Tout cela, à cette réserve près peut-être qu’il s’agit d’un cimetière. Et, de fait, l’incongruité relative des images renvoie avant tout à la nature du lieu. Un cimetière. Mais cette incongruité tient en fait surtout à notre représentation occidentale de la séparation des vivants et des morts, et aux formes de rapport à la mort, de refoulement de la mort sur laquelle s’est bâtie notre culture. Dans ses travaux sur l’histoire de la mort en Occident, Philippe Ariès nous parlait des charniers qui, au moyen-âge, conjointement aux cimetières qui entouraient les églises, étaient des lieux de commerce, de fêtes (2014). Dans son livre Les vivants et la mort, Jean Ziegler nous décrivait leur cohabitation dans les pays latino-américains (2008). Etymologiquement, le mot « cimetière » nous ramène à l’hospitalité.

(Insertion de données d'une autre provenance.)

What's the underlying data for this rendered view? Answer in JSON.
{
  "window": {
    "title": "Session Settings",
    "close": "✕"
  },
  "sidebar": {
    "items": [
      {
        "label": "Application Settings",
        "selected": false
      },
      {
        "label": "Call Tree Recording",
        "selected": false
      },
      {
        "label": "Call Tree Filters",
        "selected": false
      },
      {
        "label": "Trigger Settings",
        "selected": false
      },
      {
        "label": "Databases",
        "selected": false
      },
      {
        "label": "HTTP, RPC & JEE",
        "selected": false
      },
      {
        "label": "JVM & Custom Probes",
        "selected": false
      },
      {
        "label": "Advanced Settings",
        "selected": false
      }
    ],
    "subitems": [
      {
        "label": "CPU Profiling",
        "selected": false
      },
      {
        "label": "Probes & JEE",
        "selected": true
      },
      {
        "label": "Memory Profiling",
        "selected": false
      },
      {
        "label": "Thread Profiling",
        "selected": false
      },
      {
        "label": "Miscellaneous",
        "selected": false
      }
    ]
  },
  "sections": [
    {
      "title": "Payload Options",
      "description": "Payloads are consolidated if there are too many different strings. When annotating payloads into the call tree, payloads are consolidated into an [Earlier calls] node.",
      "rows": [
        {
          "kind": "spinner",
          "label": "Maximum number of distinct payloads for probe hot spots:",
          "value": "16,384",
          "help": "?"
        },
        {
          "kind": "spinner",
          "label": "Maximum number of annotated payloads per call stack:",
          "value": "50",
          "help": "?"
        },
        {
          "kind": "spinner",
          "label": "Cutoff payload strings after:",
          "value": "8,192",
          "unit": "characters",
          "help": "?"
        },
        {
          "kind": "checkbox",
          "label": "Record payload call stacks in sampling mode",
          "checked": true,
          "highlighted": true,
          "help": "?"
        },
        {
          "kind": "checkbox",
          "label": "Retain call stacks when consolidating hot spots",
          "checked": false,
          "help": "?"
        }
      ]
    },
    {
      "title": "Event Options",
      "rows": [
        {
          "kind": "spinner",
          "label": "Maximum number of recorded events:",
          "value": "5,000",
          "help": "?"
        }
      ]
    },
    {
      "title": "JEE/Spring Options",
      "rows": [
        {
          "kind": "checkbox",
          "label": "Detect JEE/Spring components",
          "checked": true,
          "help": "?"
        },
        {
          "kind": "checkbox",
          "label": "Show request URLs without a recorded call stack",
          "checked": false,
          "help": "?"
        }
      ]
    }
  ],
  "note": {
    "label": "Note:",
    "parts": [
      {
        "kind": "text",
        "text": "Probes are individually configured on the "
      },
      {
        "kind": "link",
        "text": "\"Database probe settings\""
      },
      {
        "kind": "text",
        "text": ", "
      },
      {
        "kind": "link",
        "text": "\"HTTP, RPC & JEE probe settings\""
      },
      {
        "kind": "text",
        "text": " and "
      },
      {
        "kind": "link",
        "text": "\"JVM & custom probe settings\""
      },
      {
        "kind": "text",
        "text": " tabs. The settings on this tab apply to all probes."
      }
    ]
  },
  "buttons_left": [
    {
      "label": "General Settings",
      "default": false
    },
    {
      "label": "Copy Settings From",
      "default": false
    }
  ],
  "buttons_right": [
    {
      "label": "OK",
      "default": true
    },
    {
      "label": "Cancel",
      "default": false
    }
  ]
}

Le mot grec koimêtêrion signifie « lieu pour dormir ». Si l’étymologie est oubliée, le français a toutefois conservé l’expression « dernière demeure ». Peut-être est-ce d’ailleurs parce que le tombeau est pensé, par ceux qui le bâtissent, comme « demeure » qu’il se prête quelquefois si bien à l’habiter, et les cimetières à l’urbanité.

JEAN REVILLARD

Jean Revillard est né à Genève en 1967. Il réside à Genève et travaille partout à travers le monde.

Jean Revillard entre en 1988 à la défunte école de photo d’Yverdon.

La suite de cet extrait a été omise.